The same effort was planned for Joseph S. Shanklin Elementary School. That school's current principal, Mark Mansell, had already planned to move to Robert Smalls Middle School as an assistant principal next year.
At Shanklin, the district advertised the position and went through the normal hiring procedure, which includes interviews of applicants conducted by a panel of teachers, district staff and parents. Applicants were told to present plans on how they would boost student achievement at the school.
That process wasn't followed at Broad River.
Rosswurm said moving Sheppard into the executive principal position was a district-level decision.
"Whenever there's a concern in terms of what is happening at a school academically, it's up to the district administration and the (Board of Education) to determine what would be a good way to resolve that," Rosswurm said.
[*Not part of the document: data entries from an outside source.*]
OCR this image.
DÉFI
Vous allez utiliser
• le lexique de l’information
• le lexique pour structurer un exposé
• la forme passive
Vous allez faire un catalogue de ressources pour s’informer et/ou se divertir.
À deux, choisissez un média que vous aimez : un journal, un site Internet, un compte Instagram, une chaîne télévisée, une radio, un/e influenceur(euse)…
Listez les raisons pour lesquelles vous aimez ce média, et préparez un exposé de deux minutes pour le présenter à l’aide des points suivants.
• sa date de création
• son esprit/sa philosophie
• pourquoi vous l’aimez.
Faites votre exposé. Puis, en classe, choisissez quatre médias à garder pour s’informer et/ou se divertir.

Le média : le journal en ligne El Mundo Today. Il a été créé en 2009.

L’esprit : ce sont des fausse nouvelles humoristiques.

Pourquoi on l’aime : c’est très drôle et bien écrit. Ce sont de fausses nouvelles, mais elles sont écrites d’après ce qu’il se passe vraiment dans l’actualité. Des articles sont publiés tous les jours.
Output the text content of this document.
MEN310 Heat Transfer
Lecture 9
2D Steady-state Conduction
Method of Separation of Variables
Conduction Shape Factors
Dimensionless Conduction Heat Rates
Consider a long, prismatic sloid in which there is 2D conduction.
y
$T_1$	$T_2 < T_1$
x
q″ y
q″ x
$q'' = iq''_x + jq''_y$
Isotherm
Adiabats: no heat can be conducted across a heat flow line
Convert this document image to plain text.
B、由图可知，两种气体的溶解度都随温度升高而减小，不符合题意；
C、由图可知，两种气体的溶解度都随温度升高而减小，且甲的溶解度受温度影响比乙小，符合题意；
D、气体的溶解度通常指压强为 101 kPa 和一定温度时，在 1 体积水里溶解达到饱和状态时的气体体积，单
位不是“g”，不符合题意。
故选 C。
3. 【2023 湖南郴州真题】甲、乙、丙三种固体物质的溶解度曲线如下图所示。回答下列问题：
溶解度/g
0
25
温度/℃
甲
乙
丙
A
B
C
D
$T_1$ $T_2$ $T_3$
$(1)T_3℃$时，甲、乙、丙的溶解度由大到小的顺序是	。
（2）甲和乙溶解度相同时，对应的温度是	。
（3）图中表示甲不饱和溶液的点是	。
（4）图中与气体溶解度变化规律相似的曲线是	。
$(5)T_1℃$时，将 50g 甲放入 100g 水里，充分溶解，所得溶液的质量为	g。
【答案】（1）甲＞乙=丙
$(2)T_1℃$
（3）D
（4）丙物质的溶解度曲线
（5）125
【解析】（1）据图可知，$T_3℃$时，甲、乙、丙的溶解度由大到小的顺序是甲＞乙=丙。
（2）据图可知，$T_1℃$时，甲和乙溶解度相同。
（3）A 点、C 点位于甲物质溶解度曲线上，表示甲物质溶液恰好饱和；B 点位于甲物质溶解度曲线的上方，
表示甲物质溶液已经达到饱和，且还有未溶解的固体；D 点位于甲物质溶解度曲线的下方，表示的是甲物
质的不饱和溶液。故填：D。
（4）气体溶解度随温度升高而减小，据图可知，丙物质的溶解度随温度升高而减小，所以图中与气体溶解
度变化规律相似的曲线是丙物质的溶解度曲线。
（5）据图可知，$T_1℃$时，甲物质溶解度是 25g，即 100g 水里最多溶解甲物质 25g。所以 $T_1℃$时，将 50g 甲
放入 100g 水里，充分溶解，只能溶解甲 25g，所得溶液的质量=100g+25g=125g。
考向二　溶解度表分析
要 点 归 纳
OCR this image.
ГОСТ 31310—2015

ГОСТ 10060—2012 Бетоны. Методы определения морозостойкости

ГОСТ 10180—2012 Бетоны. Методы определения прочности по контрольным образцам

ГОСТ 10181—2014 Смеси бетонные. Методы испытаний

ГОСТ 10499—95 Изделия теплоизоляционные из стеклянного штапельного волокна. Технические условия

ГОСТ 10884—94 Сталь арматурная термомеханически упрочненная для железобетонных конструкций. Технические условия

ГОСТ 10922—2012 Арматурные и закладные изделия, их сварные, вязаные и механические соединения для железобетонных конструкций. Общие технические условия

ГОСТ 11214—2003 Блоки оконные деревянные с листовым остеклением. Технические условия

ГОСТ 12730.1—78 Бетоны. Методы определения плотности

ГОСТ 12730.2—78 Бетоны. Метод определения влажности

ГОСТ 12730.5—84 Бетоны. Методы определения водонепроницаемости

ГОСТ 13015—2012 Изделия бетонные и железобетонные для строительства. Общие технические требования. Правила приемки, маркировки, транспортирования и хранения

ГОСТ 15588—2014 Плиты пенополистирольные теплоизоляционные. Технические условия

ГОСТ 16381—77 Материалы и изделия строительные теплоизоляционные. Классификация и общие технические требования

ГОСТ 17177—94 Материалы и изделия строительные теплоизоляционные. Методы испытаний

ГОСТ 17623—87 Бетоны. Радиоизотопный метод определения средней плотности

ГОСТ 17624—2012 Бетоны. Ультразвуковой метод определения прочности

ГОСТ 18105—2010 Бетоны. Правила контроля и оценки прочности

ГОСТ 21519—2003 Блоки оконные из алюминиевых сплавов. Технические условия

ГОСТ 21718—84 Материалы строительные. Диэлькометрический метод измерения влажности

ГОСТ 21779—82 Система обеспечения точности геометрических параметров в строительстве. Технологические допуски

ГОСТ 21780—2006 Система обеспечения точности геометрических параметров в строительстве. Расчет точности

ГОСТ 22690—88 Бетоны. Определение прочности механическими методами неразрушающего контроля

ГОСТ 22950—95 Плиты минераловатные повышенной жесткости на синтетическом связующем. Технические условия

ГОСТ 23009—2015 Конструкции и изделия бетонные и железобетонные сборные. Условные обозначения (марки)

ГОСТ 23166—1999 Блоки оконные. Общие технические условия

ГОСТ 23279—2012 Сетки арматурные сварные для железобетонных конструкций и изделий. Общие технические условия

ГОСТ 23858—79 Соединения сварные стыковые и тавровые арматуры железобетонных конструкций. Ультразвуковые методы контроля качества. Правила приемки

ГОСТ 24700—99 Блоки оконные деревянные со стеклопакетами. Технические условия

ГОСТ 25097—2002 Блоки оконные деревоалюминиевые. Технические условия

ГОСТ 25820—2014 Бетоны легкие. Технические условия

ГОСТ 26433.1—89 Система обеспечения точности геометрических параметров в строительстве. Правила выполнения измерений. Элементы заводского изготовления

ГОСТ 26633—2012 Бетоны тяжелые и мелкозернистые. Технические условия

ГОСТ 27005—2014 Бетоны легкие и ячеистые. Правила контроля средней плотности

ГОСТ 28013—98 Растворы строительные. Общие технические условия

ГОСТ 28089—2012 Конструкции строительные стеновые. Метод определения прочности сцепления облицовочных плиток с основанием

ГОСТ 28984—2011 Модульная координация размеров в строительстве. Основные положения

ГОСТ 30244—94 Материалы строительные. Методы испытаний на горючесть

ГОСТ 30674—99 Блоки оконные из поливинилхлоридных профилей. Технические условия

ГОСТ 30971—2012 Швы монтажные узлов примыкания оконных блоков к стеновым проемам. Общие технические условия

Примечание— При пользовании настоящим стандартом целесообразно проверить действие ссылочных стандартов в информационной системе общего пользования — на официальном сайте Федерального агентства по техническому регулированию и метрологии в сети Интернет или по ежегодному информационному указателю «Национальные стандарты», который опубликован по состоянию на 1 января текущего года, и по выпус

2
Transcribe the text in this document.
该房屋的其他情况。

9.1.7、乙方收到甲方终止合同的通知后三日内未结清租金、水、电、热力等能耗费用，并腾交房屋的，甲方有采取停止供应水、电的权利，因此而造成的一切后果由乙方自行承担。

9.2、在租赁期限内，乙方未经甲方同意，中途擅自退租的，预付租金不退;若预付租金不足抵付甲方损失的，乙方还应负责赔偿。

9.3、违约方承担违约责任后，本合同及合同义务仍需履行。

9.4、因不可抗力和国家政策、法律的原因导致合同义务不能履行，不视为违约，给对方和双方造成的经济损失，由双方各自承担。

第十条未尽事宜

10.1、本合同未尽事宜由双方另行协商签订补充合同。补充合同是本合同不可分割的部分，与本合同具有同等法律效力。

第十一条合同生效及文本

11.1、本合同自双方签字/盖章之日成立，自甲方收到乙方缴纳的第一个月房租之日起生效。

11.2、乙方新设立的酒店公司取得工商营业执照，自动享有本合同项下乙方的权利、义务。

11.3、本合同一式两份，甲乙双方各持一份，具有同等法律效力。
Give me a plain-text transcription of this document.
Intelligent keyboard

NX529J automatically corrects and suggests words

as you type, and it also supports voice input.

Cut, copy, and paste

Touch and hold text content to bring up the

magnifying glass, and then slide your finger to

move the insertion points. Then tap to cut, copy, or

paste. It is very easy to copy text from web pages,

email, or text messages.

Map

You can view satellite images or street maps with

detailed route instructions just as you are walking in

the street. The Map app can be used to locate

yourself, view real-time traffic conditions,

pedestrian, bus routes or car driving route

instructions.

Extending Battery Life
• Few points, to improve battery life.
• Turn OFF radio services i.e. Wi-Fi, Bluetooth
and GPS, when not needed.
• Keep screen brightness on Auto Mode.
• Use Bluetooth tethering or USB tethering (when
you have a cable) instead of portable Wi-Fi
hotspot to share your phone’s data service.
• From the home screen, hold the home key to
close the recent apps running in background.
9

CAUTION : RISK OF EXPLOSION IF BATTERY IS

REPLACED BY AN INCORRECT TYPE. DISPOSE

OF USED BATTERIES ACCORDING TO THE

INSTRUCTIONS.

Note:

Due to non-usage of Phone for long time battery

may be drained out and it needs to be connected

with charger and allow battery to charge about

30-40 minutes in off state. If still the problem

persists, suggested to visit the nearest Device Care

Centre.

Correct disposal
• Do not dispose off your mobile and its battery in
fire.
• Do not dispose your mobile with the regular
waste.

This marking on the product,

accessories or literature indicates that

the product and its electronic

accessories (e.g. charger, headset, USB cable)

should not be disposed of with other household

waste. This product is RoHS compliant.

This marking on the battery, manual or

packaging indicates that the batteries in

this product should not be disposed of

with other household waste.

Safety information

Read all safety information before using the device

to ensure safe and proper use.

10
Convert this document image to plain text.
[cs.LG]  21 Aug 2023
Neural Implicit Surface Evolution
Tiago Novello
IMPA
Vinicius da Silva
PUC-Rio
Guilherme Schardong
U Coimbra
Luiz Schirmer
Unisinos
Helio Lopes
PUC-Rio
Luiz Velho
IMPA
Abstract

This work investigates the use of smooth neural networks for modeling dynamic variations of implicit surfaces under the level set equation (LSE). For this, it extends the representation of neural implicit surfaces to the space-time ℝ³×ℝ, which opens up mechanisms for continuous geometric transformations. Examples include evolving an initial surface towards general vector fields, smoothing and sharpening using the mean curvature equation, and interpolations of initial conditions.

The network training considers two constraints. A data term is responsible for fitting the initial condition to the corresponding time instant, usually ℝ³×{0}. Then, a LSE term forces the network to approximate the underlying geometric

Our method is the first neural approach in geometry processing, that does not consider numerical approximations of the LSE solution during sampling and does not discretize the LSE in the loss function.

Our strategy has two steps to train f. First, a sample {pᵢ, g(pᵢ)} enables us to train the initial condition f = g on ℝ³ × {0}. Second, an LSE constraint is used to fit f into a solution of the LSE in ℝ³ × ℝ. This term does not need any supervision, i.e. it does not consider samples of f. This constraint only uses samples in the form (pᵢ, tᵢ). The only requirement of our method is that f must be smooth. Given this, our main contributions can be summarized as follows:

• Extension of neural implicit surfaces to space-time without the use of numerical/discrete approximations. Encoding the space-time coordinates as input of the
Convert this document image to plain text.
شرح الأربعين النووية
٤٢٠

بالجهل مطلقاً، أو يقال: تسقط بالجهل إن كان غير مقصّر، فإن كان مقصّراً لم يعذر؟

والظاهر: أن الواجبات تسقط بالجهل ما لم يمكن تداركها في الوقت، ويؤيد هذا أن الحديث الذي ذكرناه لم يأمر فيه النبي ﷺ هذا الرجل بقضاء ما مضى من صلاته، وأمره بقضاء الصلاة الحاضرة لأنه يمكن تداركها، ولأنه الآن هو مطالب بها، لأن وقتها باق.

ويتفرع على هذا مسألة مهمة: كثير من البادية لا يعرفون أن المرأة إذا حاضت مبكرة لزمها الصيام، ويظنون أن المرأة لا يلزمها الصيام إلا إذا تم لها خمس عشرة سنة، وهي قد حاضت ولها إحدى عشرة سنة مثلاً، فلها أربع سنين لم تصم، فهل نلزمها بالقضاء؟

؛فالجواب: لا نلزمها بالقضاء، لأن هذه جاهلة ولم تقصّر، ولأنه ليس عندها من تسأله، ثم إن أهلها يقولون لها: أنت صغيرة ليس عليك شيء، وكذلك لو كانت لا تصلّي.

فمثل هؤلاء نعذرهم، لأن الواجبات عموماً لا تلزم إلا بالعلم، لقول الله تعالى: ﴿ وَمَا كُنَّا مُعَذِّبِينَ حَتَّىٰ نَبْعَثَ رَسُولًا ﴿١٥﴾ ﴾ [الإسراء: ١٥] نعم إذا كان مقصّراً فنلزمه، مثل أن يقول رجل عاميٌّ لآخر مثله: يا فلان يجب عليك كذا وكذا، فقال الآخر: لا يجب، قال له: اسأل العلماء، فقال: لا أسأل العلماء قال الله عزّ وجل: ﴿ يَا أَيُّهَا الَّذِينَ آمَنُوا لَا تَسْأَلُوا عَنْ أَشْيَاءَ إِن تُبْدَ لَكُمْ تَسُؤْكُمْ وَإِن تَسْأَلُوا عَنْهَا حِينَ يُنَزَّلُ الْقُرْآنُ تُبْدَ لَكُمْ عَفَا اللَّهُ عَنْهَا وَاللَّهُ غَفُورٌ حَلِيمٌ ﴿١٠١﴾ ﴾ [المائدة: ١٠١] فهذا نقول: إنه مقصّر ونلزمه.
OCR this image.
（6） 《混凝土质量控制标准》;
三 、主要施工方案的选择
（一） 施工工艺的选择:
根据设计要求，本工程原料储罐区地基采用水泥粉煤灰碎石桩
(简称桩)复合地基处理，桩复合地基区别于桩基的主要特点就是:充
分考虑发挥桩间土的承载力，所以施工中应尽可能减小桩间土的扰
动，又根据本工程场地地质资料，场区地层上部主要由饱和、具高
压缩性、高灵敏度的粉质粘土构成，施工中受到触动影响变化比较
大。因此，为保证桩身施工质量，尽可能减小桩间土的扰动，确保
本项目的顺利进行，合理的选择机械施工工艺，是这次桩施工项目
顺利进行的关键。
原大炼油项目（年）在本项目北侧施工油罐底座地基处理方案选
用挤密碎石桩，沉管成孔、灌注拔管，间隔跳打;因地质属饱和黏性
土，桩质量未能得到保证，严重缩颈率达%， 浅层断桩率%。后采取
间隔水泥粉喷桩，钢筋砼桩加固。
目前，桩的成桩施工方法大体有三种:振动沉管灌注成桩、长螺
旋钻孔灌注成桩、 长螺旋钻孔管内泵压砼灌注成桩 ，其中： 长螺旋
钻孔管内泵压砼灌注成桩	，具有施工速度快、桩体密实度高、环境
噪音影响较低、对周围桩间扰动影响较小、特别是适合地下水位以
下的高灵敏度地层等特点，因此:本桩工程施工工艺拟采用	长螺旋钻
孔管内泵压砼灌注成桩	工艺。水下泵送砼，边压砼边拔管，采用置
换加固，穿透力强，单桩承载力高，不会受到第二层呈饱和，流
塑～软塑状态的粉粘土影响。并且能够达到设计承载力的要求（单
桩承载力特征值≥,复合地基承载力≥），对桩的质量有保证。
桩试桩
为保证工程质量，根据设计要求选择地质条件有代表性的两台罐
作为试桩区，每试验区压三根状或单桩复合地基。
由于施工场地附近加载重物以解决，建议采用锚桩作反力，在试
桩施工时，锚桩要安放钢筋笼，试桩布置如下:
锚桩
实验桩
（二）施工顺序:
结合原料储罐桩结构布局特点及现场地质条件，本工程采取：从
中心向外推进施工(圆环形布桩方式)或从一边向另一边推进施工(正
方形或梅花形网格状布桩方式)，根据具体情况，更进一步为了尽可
She said there was not one specific reason that prompted the district not to follow the usual method of filling a principal position.
"We did know Ms. Lewis was very interested in becoming a strong principal, and we thought this was the way to do it," Rosswurm said.
An attempt to reach Goodwine-Lewis was unsuccessful.
The school's school improvement council chairwoman, Jenni Jessup, said not following the usual protocol "isn't right."
Jessup and other parents firmly opposed removing Goodwine-Lewis. Shortly after the announcement that Goodwine-Lewis would have to re-apply for her job, Jessup and other parents called a parent meeting. They presented a different interpretation of students' assessment scores. They also spoke out at a December school board meeting.
"I think when (the district) came out in December and said our school was as bad as they made it sound, they thought we would say, 'OK,' and we didn't," Jessup said. "I think this was an attempt to make us happy, but it's not what we would have wanted."
Rosswurm said the district approached Sheppard about taking the job. She's a good fit for the position, Rosswurm said.
Sheppard has been the principal at Broad River before. She served in that role about 2002.
She's also worked extensively with the district's world language programs. Broad River has a Chinese immersion program and will be adding a Spanish immersion program next year.
The school will be larger next year because Shell Point Elementary students join its ranks. Rosswurm said she thinks Broad River is growing by about a third
Sheppard will be the executive principal and Goodwine-Lewis a principal apprentice for a year or two, Rosswurm said, depending on student test scores.
"Our goal is to have Broad River -- with this increase in students -- be a strong school academically," Rosswurm said.